Alors que Joe Biden s'attribue désormais le mérite opposant l'intervention désastreuse en Libye, à l'époque il n'a pas tardé à saluer son succès trompeur à court terme et l'assassinat horrible du colonel Kadhafi. «L'OTAN a bien fait les choses», Biden dit dans un discours au Plymouth State College en octobre 2011, le jour même où le président Obama a annoncé la mort de Kadhafi. «Dans ce cas, l'Amérique a dépensé 2 milliards de dollars et n'a pas perdu une seule vie. C'est plus la prescription pour la façon de gérer le monde à mesure que nous progressons que par le passé. 
 
Si Biden s'est depuis lavé les mains de la débâcle en Libye, cette opération était en fait emblématique de la doctrine de la guerre secrète et par procuration soutenue par des frappes aériennes qu'il soutenait et qu'il n'a pas encore désavoué. Biden dit toujours qu'il soutient les opérations de «contre-terrorisme», mais il a été élu président sans jamais répondre publiquement à une question directe sur son soutien à l'utilisation massive de frappes aériennes et frappes de drones qui font partie intégrante de cette doctrine.
 
Dans la campagne contre l'État islamique en Irak et en Syrie, les forces dirigées par les États-Unis ont abandonné sur 118,000 bombes et missiles, réduisant les grandes villes comme Mossoul et Raqqa en décombres et tuant des dizaines de milliers des civils. Lorsque Biden a déclaré que l'Amérique «n'avait pas perdu une seule vie» en Libye, il voulait clairement dire «la vie américaine». Si «la vie» signifie simplement la vie, la guerre en Libye a évidemment coûté d'innombrables vies, et a tourné en dérision une résolution du Conseil de sécurité de l'ONU qui approuvait le recours à la force militaire uniquement pour protéger les civils.  
 
Comme Rob Hewson, rédacteur en chef de la revue Jane's Air-Launched Weapons, dit à l'AP alors que les États-Unis lançaient leur bombardement «Shock and Awe» sur l'Irak en 2003, «Dans une guerre menée au profit du peuple irakien, vous ne pouvez vous permettre de tuer aucun d'entre eux.
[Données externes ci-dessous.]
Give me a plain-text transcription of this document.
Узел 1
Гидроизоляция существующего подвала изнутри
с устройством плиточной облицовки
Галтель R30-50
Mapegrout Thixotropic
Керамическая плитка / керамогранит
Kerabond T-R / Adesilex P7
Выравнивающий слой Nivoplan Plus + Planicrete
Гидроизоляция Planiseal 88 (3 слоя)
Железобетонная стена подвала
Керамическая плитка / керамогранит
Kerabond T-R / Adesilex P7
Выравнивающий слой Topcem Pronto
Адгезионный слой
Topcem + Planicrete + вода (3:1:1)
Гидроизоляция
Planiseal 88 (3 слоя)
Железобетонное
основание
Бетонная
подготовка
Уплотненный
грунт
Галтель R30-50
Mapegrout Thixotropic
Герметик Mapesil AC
Mais vous ne pouvez pas larguer des bombes et ne pas tuer des gens. Il y a une vraie dichotomie dans tout cela. Il en va évidemment de même pour les personnes en Libye, en Afghanistan, en Syrie, au Yémen, en Palestine et partout où les bombes américaines tombent depuis 20 ans.  
 
Alors qu'Obama et Trump ont tous deux tenté de passer de l'échec de la «guerre mondiale contre le terrorisme» à ce que l'administration Trump a qualifié de «compétition de grande puissance», Ou un retour à la guerre froide, la guerre contre le terrorisme a obstinément refusé de sortir au bon moment. Al-Qaïda et l'État islamique ont été chassés d'endroits que les États-Unis ont bombardés ou envahis, mais continuent de réapparaître dans de nouveaux pays et régions. L'État islamique occupe désormais une partie du nord Mozambique, et a également pris racine en Afghanistan. D'autres affiliés d'Al-Qaïda sont actifs à travers l'Afrique, depuis Somalie et Kenya en Afrique de l'Est à onze pays en Afrique de l'Ouest.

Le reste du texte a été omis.